Ler o Mundo

O ano de 2018 acolhe a ressonância dos abusos sexuais na indústria cinematográfica. Vestidas de negro, as atrizes desfilaram simbolicamente na passadeira vermelha, tradicionalmente conotada com o glamour das estrelas de holIywood.

A cerimónia de entrega dos óscares foi também o local eleito para abater preconceitos sexistas e racistas.

No Chile, visivelmente abatido, o Papa Francisco pediu perdão à população, e à humanidade, pelos atos cometidos pela igreja, tendo utilizado a palavra “vergonha”.

Já em Portugal, um inócuo torneio de sueca, no interior do país, transformou-se numa tragédia, mais concretamente em Tondela, que já havia sido fustigada pelos incêndios.

Estas e outras notícias são veiculadas pelos diversos órgãos de comunicação social, com entoações diferentes. Quem quiser saber mais sobre os assuntos, compreender melhor os acontecimentos e a sua problematização tem, no entanto, de ler a imprensa.

Pela natureza da produção jornalística, os jornais “de referência” aprofundam os artigos que trabalham, confrontando e alargando fontes, investigando e contextualizando as matérias; em suma, conseguem oferecer ao leitor temas suculentos, capazes de alimentar a sua curiosidade e interesse sócio-cultural.

Quanto mais qualificados forem os media e mais bem informados forem os leitores, melhores serão as decisões quotidianas. Não tenhamos dúvidas de que a contribuição da imprensa para a vitalidade da democracia é crucial, mormente numa era em que impera o imediatismo das redes sociais.
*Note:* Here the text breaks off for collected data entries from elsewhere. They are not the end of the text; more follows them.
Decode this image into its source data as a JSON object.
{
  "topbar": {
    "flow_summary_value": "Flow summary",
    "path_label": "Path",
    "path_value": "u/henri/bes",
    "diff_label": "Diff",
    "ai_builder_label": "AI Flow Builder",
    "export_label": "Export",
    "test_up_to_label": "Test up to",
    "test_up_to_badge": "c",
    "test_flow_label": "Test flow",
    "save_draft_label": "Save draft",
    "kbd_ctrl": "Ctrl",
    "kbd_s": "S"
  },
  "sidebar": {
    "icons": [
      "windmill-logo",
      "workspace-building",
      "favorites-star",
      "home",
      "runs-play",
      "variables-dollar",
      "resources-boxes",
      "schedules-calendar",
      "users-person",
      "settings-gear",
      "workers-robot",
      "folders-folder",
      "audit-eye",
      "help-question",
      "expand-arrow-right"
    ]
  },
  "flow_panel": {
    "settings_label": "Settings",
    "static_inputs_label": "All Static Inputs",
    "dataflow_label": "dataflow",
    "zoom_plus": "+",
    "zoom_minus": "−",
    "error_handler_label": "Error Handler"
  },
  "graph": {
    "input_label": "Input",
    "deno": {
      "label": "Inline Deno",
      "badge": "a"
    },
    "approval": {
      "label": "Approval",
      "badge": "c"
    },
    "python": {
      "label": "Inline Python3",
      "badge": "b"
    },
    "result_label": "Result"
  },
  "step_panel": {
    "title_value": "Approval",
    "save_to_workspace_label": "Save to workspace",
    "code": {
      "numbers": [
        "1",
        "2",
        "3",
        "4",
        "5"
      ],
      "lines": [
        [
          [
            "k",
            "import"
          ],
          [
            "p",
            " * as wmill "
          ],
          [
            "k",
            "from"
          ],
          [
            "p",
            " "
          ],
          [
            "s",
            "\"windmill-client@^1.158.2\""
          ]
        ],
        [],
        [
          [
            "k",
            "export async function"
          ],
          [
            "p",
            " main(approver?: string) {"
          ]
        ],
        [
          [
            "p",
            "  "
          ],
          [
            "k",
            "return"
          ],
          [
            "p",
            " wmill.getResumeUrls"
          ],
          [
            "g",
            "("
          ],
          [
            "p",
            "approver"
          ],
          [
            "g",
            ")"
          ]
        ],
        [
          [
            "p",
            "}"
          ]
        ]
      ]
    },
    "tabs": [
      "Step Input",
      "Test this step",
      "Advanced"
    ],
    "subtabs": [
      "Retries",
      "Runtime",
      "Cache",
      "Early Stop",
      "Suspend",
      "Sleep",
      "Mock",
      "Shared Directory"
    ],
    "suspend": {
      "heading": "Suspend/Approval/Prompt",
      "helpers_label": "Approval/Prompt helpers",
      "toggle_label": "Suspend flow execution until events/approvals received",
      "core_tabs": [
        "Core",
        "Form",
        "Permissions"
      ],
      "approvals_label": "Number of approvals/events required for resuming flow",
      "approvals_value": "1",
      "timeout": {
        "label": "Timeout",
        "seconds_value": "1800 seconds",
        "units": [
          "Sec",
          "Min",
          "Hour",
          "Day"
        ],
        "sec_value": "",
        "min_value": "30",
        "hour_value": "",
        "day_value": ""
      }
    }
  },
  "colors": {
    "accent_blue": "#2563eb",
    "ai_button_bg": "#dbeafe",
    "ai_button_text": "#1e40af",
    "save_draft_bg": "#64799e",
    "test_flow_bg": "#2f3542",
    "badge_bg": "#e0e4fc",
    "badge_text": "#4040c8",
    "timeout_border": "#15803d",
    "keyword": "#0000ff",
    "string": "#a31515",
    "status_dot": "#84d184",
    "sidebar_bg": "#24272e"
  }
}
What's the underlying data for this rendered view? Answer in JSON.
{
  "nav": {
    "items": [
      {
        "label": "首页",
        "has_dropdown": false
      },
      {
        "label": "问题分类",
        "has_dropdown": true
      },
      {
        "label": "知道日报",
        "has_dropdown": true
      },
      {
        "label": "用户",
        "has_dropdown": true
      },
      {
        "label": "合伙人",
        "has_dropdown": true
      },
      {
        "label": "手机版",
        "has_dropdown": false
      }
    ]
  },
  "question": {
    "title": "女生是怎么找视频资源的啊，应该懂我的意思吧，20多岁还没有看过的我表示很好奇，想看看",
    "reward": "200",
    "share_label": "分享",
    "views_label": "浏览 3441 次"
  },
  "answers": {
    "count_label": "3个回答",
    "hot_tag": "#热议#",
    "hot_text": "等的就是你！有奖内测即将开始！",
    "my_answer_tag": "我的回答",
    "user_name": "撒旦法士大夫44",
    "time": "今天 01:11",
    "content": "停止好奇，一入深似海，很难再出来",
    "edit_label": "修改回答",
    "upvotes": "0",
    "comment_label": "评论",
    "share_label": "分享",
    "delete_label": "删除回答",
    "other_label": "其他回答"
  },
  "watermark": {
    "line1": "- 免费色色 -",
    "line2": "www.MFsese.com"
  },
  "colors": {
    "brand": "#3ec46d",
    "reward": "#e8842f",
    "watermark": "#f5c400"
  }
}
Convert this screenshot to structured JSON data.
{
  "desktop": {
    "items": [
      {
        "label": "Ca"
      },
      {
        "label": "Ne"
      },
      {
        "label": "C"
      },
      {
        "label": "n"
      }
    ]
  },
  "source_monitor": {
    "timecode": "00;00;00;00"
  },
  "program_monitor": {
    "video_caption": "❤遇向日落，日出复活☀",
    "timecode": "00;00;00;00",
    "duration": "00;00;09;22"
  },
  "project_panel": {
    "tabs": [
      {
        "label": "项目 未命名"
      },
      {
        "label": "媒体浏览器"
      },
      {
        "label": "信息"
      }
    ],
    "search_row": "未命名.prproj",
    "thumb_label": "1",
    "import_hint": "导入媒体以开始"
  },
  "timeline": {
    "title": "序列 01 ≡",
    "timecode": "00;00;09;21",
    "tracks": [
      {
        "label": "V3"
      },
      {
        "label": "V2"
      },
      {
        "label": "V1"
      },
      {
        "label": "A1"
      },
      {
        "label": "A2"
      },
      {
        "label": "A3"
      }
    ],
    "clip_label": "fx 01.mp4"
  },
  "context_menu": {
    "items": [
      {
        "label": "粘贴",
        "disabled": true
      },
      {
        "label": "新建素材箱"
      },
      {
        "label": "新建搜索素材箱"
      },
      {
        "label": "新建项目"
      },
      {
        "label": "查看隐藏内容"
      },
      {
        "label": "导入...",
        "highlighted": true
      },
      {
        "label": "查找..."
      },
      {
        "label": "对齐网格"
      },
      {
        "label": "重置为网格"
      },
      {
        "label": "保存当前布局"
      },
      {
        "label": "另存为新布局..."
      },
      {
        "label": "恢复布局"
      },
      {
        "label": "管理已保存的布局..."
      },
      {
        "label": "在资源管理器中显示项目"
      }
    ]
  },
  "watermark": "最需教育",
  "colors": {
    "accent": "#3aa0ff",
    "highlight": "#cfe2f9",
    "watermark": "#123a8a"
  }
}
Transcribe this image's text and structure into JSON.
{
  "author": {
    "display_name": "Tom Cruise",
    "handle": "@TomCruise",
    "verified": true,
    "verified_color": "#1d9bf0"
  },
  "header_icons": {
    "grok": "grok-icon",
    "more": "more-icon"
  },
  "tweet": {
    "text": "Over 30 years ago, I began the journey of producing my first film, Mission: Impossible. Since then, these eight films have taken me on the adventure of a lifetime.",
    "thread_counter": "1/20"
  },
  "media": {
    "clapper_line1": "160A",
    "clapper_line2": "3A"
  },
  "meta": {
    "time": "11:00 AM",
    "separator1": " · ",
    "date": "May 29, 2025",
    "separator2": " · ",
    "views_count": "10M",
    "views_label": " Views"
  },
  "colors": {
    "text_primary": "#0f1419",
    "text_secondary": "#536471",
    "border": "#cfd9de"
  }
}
Editoriais, notícias, reportagens (as grandes reportagens praticamente desapareceram dos jornais diários), entrevistas, perfis, suplementos, ajudam a olhar o país e o mundo.

Por estes dias, tem sido noticiada a hipótese de o “Diário de Notícias”, com sede em Lisboa, fundado em 1864, poder vir a deixar de circular diariamente para se tornar num semanário, ao que tudo indica devido à quebra de vendas da edição impressa.

Os jornais são instituições por onde passam diretores, editores, jornalistas, repórteres fotográficos, colaboradores, que vão derramando energia, ideias e criatividade plasmadas em páginas impressas. Os títulos em formato físico deveriam estar por toda a parte. Lê-los é um ato civilizacional.

Desde antes da segunda metade do séc. XIX, os periódicos tiveram um papel decisivo na formação da sociedade portuguesa, e multiplicaram-se rapidamente, tendo chegado a todos os recantos, com projetos sui generis de caráter nacional, regional e local. Assim acontece com o vetusto vianense A Aurora do Lima, fundado em 1855.